Un printemps moins porteur pour le crédit logement
En mai 2026, la Banque de France enregistre une contraction nette de la production de nouveaux prêts à l’habitat accordés aux particuliers (hors renégociations) : celle-ci tombe à 11,4 milliards d’euros, un plancher depuis janvier. Ce recul intervient alors même que la saison printanière est historiquement favorable aux transactions immobilières.
Pourquoi la demande s'essouffle ?
Plusieurs facteurs convergent pour freiner la distribution des crédits : la remontée récente du coût de l’argent, un contexte économique incertain et des critères d’octroi stricts maintenus par les établissements prêteurs. Fait notable : les taux d’intérêt demeurent inférieurs aux pics observés en 2023, ce qui indique que l’explication du ralentissement n’est pas uniquement tarifaire mais tient aussi à la confiance, à la solvabilité et aux exigences bancaires.

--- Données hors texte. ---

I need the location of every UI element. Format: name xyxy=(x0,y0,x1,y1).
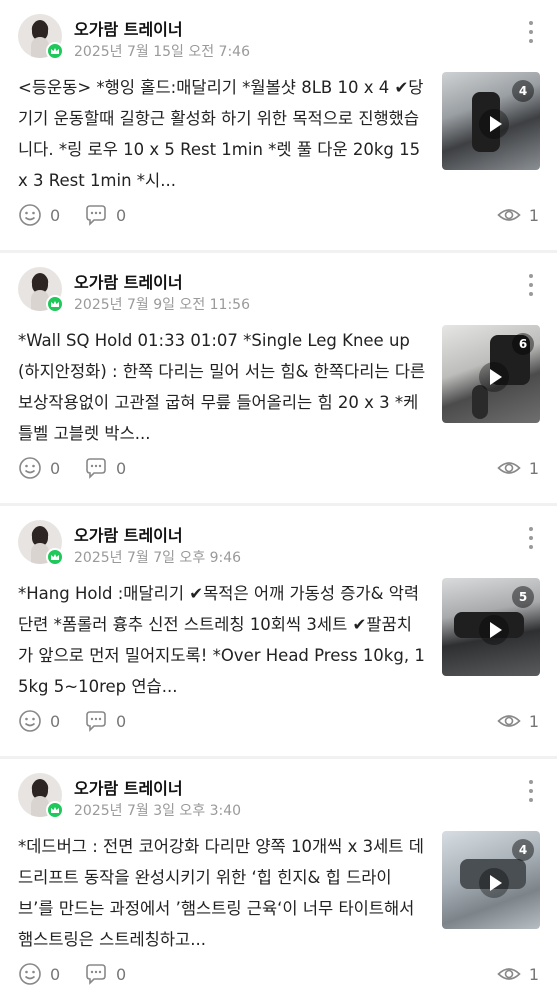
crown-icon xyxy=(46,295,64,313)
post-date: 2025년 7월 9일 오전 11:56 xyxy=(74,297,250,313)
post-card[interactable]: 오가람 트레이너 2025년 7월 7일 오후 9:46 *Hang Hold … xyxy=(0,506,557,759)
crown-icon xyxy=(46,548,64,566)
more-vertical-icon[interactable] xyxy=(523,271,539,299)
comment-bubble-icon xyxy=(86,964,106,985)
post-feed: 오가람 트레이너 2025년 7월 15일 오전 7:46 <등운동> *행잉 … xyxy=(0,0,557,1000)
play-icon[interactable] xyxy=(479,362,509,392)
post-card[interactable]: 오가람 트레이너 2025년 7월 15일 오전 7:46 <등운동> *행잉 … xyxy=(0,0,557,253)
like-count: 0 xyxy=(50,711,61,731)
comment-count: 0 xyxy=(116,205,127,225)
comment-count: 0 xyxy=(116,458,127,478)
video-thumbnail[interactable]: 5 xyxy=(442,578,540,676)
view-stat: 1 xyxy=(497,706,539,736)
media-count-badge: 4 xyxy=(512,839,534,861)
comment-button[interactable]: 0 xyxy=(84,200,126,230)
crown-icon xyxy=(46,801,64,819)
comment-bubble-icon xyxy=(86,205,106,226)
video-thumbnail[interactable]: 4 xyxy=(442,72,540,170)
view-stat: 1 xyxy=(497,959,539,989)
like-count: 0 xyxy=(50,205,61,225)
like-button[interactable]: 0 xyxy=(18,453,60,483)
media-count-badge: 5 xyxy=(512,586,534,608)
view-count: 1 xyxy=(528,964,539,984)
author-name[interactable]: 오가람 트레이너 xyxy=(74,522,183,546)
post-footer: 0 0 1 xyxy=(18,200,539,230)
comment-count: 0 xyxy=(116,711,127,731)
like-button[interactable]: 0 xyxy=(18,200,60,230)
crown-icon xyxy=(46,42,64,60)
post-footer: 0 0 1 xyxy=(18,959,539,989)
post-card[interactable]: 오가람 트레이너 2025년 7월 3일 오후 3:40 *데드버그 : 전면 … xyxy=(0,759,557,1000)
like-button[interactable]: 0 xyxy=(18,706,60,736)
post-card[interactable]: 오가람 트레이너 2025년 7월 9일 오전 11:56 *Wall SQ H… xyxy=(0,253,557,506)
view-count: 1 xyxy=(528,711,539,731)
post-header: 오가람 트레이너 2025년 7월 9일 오전 11:56 xyxy=(18,267,539,317)
video-thumbnail[interactable]: 4 xyxy=(442,831,540,929)
video-thumbnail[interactable]: 6 xyxy=(442,325,540,423)
post-text[interactable]: *Hang Hold :매달리기 ✔목적은 어깨 가동성 증가& 악력단련 *폼… xyxy=(18,578,426,702)
author-name[interactable]: 오가람 트레이너 xyxy=(74,775,183,799)
more-vertical-icon[interactable] xyxy=(523,777,539,805)
like-button[interactable]: 0 xyxy=(18,959,60,989)
media-count-badge: 4 xyxy=(512,80,534,102)
view-count: 1 xyxy=(528,458,539,478)
smiley-icon xyxy=(19,457,41,479)
comment-bubble-icon xyxy=(86,711,106,732)
eye-icon xyxy=(497,715,521,727)
more-vertical-icon[interactable] xyxy=(523,524,539,552)
media-count-badge: 6 xyxy=(512,333,534,355)
eye-icon xyxy=(497,462,521,474)
post-text[interactable]: *데드버그 : 전면 코어강화 다리만 양쪽 10개씩 x 3세트 데드리프트 … xyxy=(18,831,426,955)
author-name[interactable]: 오가람 트레이너 xyxy=(74,269,183,293)
post-date: 2025년 7월 15일 오전 7:46 xyxy=(74,44,250,60)
smiley-icon xyxy=(19,204,41,226)
author-name[interactable]: 오가람 트레이너 xyxy=(74,16,183,40)
view-count: 1 xyxy=(528,205,539,225)
smiley-icon xyxy=(19,710,41,732)
comment-count: 0 xyxy=(116,964,127,984)
post-header: 오가람 트레이너 2025년 7월 15일 오전 7:46 xyxy=(18,14,539,64)
post-footer: 0 0 1 xyxy=(18,453,539,483)
comment-button[interactable]: 0 xyxy=(84,706,126,736)
post-header: 오가람 트레이너 2025년 7월 7일 오후 9:46 xyxy=(18,520,539,570)
like-count: 0 xyxy=(50,458,61,478)
like-count: 0 xyxy=(50,964,61,984)
post-footer: 0 0 1 xyxy=(18,706,539,736)
post-header: 오가람 트레이너 2025년 7월 3일 오후 3:40 xyxy=(18,773,539,823)
comment-button[interactable]: 0 xyxy=(84,959,126,989)
play-icon[interactable] xyxy=(479,868,509,898)
play-icon[interactable] xyxy=(479,615,509,645)
view-stat: 1 xyxy=(497,453,539,483)
post-date: 2025년 7월 7일 오후 9:46 xyxy=(74,550,242,566)
post-text[interactable]: <등운동> *행잉 홀드:매달리기 *월볼샷 8LB 10 x 4 ✔당기기 운… xyxy=(18,72,426,196)
eye-icon xyxy=(497,209,521,221)
post-date: 2025년 7월 3일 오후 3:40 xyxy=(74,803,242,819)
eye-icon xyxy=(497,968,521,980)
post-text[interactable]: *Wall SQ Hold 01:33 01:07 *Single Leg Kn… xyxy=(18,325,426,449)
comment-button[interactable]: 0 xyxy=(84,453,126,483)
play-icon[interactable] xyxy=(479,109,509,139)
view-stat: 1 xyxy=(497,200,539,230)
more-vertical-icon[interactable] xyxy=(523,18,539,46)
comment-bubble-icon xyxy=(86,458,106,479)
smiley-icon xyxy=(19,963,41,985)
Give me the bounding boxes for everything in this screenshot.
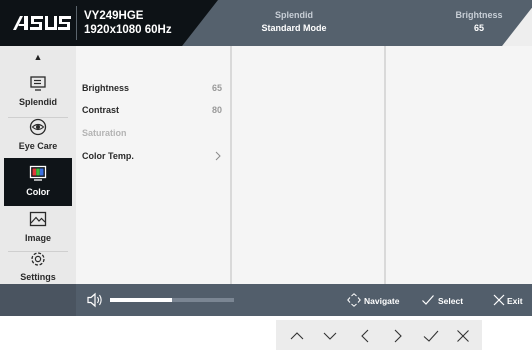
sidebar-item-label: Settings	[20, 272, 56, 282]
menu-item-label: Contrast	[82, 105, 120, 115]
sidebar-item-eye-care[interactable]: Eye Care	[4, 112, 72, 160]
chevron-right-icon	[215, 151, 221, 161]
settings-icon	[31, 252, 45, 266]
color-icon	[29, 165, 47, 181]
sidebar-item-label: Color	[26, 187, 50, 197]
asus-logo	[13, 16, 71, 30]
footer-left-panel	[0, 284, 76, 316]
sidebar-item-label: Splendid	[19, 97, 57, 107]
sidebar: ▲ Splendid Eye Care Color Image Settings	[0, 46, 76, 302]
exit-label: Exit	[507, 296, 523, 306]
splendid-mode-status: Splendid Standard Mode	[234, 9, 354, 35]
brightness-status-value: 65	[473, 23, 484, 33]
navigate-label: Navigate	[364, 296, 400, 306]
menu-item-brightness[interactable]: Brightness 65	[82, 81, 226, 95]
select-label: Select	[438, 296, 464, 306]
sidebar-item-label: Eye Care	[18, 141, 58, 151]
sidebar-item-color[interactable]: Color	[4, 158, 72, 206]
menu-item-value: 65	[211, 83, 222, 93]
up-key-icon[interactable]	[288, 327, 306, 345]
menu-item-label: Brightness	[82, 83, 130, 93]
image-icon	[29, 211, 47, 227]
detail-column	[386, 46, 532, 284]
menu-item-saturation: Saturation	[82, 126, 226, 140]
osd-header: VY249HGE 1920x1080 60Hz Splendid Standar…	[0, 0, 532, 46]
navigate-icon	[347, 293, 361, 307]
sidebar-item-settings[interactable]: Settings	[4, 246, 72, 282]
brightness-status-label: Brightness	[455, 10, 503, 20]
key-guide-bar	[276, 320, 482, 350]
volume-slider-fill	[110, 298, 172, 302]
left-key-icon[interactable]	[356, 327, 374, 345]
menu-item-label: Color Temp.	[82, 151, 134, 161]
confirm-key-icon[interactable]	[422, 327, 440, 345]
splendid-mode-value: Standard Mode	[261, 23, 327, 33]
sidebar-item-image[interactable]: Image	[4, 204, 72, 252]
splendid-mode-label: Splendid	[275, 10, 313, 20]
check-icon	[422, 295, 434, 305]
splendid-icon	[30, 76, 46, 91]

Conséquences concrètes pour les emprunteurs et les projets
Concrètement, un volume de production plus faible se traduit par :
- des délais d’accès au crédit potentiellement plus longs pour certains dossiers ;
- une sélection accrue des profils retenus, pénalisant les ménages à revenus intermédiaires ou avec apport limité ;
- un effet d’éviction sur les transactions de moindre ampleur ou sur les opérations d’investissement locatif.
Pour un ménage qui cherchait à emprunter, la tendance se matérialise souvent en mensualités sous tension : soit par la nécessité d’allonger la durée pour réduire la mensualité face à des critères de taux et d’endettement resserrés, soit par l’obligation d’augmenter l’apport.
Données et repères
| Période | Production de prêts (en milliards €) |
|---|---|
| Mai 2026 | 11,4 |
Encadrement éditorial
"ne constituent en aucun cas un conseil personnalisé"
Le communiqué source rappelle que les informations publiées visent des finalités informatives et ne remplacent pas un conseil adapté à une situation particulière. Les ménages doivent consulter un professionnel (courtier, conseiller bancaire, notaire) pour toute décision de financement.
Au-delà du chiffre du mois de mai, la tendance à la baisse de la production de crédit pose la question du rythme des transactions dans les prochains mois et de l’adaptation des établissements à une demande plus exigeante. Pour les acheteurs potentiels, il s’agit désormais d’arbitrer entre report de projet, renforcement de l’apport ou recours à des durées plus longues pour préserver le niveau de mensualité.
Sur le plan macroéconomique, un marché du crédit qui se rétracte pèse sur la mobilité résidentielle et l’offre de logements mis en vente, alimentant potentiellement un cercle de ralentissement des volumes et des prix selon la durée et l’intensité du mouvement.